Wie gingen Sie bei der Recherche zu Schiller und den Lengefeld-Schwestern vor?

Dominik Graf: Erst habe ich Bücher über Schiller und die Schwestern gelesen, entlang der etablierten Fakten habe ich das Drehbuch konstruiert: Was ist anhand von Aufzeichnungen über die Entwicklung der Beziehungen nachweisbar, was gilt als wissenschaftlich erwiesen. Viel Material aus erster Hand gibt es dabei nicht – die drei wahrten eine gewisse Diskretion. Caroline von Lengefeld hat noch kurz vor ihrem Tod fast alles verbrannt, was es an Briefen, Billetts usw. gab. Mir gefiel das sehr gut als Ausgangspunkt, weil ich Diskretion in der Liebe unter berühmten Menschen erstrebenswert finde.

Wie war Ihr Zugang zum Stoff?

Ich hatte folgende Mischung vor Augen: Im Hintergrund etwas Jane Austen, wegen der Heiratsmarktgeschichten, gemäß den Gepflogenheiten der Zeit: Ehen mit wohlhabenden Männern sollden die Geldprobleme der Schwestern lösen. Im Vordergrund die Geschichte dreier Menschen, die einander von Herzen zugetan sind und sich ernsthaft bemühen, ohne die üblichen Beziehungsbanalitäten wie Eifersucht miteinander zu leben.

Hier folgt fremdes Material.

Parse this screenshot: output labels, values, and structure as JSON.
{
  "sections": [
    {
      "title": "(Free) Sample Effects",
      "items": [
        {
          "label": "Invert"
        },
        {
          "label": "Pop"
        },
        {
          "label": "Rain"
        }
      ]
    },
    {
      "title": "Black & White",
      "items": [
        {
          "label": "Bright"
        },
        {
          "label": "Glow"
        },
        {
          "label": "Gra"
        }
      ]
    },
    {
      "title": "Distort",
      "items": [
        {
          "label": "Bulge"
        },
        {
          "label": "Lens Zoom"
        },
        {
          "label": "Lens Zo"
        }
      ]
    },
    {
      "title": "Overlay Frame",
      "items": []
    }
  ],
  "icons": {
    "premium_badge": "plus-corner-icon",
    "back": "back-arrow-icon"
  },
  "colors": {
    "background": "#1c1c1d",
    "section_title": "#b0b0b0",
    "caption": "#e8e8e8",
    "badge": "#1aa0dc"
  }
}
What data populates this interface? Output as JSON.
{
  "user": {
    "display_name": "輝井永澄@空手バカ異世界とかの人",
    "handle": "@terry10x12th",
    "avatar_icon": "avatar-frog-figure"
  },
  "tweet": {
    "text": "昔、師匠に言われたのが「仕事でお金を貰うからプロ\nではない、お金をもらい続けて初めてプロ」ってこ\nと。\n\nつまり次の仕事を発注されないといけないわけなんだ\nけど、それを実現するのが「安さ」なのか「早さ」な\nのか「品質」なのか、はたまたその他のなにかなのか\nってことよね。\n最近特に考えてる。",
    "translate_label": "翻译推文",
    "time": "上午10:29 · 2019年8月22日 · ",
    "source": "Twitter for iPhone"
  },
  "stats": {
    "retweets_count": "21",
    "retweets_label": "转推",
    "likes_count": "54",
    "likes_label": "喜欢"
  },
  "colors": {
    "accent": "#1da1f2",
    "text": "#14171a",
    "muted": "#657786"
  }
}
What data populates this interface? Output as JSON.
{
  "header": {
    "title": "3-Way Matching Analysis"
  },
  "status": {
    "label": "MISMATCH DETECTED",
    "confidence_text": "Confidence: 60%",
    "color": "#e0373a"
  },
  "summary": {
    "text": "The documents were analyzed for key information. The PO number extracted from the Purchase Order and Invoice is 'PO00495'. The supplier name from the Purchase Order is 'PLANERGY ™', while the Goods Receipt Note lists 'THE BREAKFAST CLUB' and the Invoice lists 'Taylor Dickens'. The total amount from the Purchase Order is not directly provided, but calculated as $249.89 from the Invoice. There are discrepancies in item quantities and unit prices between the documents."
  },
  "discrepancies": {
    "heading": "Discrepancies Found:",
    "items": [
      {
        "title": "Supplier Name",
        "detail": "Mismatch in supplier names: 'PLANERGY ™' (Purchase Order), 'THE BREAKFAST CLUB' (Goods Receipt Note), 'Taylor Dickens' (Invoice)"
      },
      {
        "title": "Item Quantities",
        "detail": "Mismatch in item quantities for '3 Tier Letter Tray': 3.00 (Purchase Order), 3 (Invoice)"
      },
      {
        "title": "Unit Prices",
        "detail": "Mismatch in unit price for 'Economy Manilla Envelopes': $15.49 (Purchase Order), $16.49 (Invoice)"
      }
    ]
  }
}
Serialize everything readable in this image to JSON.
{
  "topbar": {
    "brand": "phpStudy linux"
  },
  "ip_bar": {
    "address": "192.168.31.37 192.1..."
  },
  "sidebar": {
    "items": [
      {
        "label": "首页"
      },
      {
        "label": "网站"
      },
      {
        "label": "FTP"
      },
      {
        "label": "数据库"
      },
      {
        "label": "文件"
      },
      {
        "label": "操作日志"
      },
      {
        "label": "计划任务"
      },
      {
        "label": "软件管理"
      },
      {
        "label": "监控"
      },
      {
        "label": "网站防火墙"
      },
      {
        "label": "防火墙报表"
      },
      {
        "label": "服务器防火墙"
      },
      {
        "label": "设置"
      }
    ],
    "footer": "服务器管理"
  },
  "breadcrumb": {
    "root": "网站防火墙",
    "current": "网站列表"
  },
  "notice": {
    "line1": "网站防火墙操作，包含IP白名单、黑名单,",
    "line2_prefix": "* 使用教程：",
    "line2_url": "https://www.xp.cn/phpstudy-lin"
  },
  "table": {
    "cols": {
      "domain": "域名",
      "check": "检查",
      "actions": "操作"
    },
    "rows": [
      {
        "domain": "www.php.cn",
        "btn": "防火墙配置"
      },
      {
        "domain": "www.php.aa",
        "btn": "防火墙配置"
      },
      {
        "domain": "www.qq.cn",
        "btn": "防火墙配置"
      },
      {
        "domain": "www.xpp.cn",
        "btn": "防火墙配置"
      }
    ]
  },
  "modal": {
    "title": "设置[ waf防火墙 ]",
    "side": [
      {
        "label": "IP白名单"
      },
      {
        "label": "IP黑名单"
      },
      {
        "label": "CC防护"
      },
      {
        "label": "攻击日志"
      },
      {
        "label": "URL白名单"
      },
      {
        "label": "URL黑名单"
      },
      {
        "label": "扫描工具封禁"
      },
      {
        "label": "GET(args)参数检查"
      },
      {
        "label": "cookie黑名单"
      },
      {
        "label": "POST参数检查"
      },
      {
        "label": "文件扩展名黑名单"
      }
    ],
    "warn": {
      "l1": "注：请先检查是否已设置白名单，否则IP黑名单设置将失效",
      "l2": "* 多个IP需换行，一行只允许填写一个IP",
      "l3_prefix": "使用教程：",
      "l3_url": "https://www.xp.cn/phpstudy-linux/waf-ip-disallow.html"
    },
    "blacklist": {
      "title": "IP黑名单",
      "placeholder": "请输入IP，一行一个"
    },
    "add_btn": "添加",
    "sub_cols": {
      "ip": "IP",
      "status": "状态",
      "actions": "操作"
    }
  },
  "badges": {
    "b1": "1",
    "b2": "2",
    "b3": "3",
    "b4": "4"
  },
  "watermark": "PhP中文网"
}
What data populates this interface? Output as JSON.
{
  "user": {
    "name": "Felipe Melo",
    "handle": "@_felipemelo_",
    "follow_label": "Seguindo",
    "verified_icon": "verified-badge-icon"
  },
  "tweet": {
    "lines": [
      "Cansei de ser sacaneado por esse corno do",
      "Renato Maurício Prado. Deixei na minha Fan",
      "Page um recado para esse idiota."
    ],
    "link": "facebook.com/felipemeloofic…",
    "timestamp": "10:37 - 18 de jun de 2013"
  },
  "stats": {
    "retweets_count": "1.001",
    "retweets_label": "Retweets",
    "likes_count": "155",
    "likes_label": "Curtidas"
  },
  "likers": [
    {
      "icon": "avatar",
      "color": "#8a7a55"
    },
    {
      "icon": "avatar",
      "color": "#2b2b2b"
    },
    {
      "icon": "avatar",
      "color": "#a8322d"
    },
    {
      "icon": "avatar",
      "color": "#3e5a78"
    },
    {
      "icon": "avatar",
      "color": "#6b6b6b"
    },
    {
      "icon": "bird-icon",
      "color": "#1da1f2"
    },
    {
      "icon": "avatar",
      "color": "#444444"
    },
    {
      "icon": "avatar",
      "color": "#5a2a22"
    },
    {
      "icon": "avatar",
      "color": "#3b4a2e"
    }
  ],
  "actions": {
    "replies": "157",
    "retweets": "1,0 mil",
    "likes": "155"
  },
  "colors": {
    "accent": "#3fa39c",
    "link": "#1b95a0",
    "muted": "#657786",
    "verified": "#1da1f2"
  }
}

Und zum Porträt der Weimarer Klassik?

Der Weimarer Kontext ergab sich mehr als dass ich ihn suchte. Goethe musste auftauchen, er hängt wie ein Schatten über der Liebesgeschichte: Schiller hat sich immer mit Goethe gemessen, dieser behandelte ihn aber nachlässig: Goethe war Schillers ganzer Sturm-und-Drang-Gestus suspekt. Erst die Zerstörung der bilderstürmerischen Träume, die Desillusionierung durch die französische Revolution brachte sie einander näher.

170 Minuten Laufzeit?

Ich habe mich am Selbstbild der Zeit orientiert, entsprechend gibt es einen anderen Rhythmus: Gefühle brauchen ja auch Zeit. Und früher war diese Länge doch ein gutes Zeichen: „Es war einmal in Amerika“, „The Deer Hunter“, „Heaven's Gate“... (hub)

ZUR PERSON

Dominik Graf (*1952, München) ist bekannt für Filme wie „Die Katze“ und TV-Krimis von „Tatort“ bis „Im Angesicht des Verbrechens“. [ S.Knoll ]

("Die Presse", Print-Ausgabe, 10.02.2014)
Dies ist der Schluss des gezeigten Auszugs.